Despite the fact that the Arctic biota as a whole is highly vulnerable to global changes and human intervention, only three mollusks from the number listed to date have gained international conservation status: Margaritifera margaritifera (freshwater pearl), Euglesa hinzi and Valvata mergella. Most Arctic species are among the widespread and massive forms. However, according to biologists, SPbSU, this does not mean that these types don’t need protecting. The negative impact of intensive economic development of the Arctic, leading to degradation of freshwater ecosystems, are added and global climate change.

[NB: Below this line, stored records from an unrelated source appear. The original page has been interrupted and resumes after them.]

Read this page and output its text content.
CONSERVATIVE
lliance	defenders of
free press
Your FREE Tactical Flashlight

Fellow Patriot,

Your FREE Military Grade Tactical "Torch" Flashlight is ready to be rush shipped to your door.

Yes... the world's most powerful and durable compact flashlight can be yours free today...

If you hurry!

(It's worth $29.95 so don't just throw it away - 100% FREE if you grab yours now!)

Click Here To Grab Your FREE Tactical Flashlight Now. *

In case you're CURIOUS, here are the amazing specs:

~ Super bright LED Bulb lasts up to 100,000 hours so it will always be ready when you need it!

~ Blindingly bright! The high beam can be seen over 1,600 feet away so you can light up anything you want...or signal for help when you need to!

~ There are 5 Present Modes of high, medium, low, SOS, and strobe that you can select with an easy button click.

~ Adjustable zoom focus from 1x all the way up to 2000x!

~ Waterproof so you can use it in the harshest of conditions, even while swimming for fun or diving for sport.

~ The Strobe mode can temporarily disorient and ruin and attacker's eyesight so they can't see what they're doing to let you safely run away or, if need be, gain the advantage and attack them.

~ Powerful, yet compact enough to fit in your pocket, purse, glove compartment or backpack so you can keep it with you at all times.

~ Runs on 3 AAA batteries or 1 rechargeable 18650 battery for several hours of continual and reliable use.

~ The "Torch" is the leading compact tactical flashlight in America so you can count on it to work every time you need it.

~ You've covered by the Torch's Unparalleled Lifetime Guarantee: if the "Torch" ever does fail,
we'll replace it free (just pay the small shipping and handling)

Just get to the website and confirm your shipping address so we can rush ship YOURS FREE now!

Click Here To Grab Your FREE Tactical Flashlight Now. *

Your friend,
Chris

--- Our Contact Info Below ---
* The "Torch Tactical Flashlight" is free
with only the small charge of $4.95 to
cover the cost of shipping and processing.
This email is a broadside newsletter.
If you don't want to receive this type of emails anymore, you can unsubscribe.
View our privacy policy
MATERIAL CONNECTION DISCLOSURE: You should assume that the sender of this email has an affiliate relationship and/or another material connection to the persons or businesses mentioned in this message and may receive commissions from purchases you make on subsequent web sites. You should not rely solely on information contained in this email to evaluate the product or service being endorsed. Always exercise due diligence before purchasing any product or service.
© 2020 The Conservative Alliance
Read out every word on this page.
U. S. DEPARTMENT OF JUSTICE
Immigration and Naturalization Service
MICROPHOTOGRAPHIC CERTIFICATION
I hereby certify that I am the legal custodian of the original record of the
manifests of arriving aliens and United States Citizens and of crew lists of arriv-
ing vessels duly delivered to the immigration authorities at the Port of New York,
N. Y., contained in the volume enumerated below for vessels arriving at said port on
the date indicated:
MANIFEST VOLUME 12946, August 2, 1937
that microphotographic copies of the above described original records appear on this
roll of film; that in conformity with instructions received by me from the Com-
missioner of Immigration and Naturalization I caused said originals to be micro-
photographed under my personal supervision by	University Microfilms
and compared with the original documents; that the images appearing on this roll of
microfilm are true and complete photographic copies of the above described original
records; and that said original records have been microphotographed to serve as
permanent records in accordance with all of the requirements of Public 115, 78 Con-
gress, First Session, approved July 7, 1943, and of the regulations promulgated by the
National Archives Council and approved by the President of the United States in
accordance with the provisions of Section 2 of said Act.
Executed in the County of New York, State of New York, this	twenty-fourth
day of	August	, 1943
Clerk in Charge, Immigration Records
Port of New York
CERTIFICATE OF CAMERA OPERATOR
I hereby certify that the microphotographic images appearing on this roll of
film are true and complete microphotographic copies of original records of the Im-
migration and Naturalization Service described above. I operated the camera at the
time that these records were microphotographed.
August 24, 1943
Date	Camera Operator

“Because of warming in the Arctic region, penetrate the species, which formerly lived in less harsh conditions. Now we can conclude that at least three kinds of snails and bivalves extend their habitats far to the North under conditions of global climate change. This can have unpredictable until the impact on native ecosystems — for example, to cause the displacement of local species of mollusks. Perhaps northward foci of parasitic diseases, intermediate hosts which are a species of freshwater molluscs. While the impact of alien species on freshwater molluscs communities of the Arctic is minimal, but in the coming decades this situation may change,” — said Maxim Vinarsko.
The study was supported by a grant from the Russian science Foundation (project No. 19-14-00066).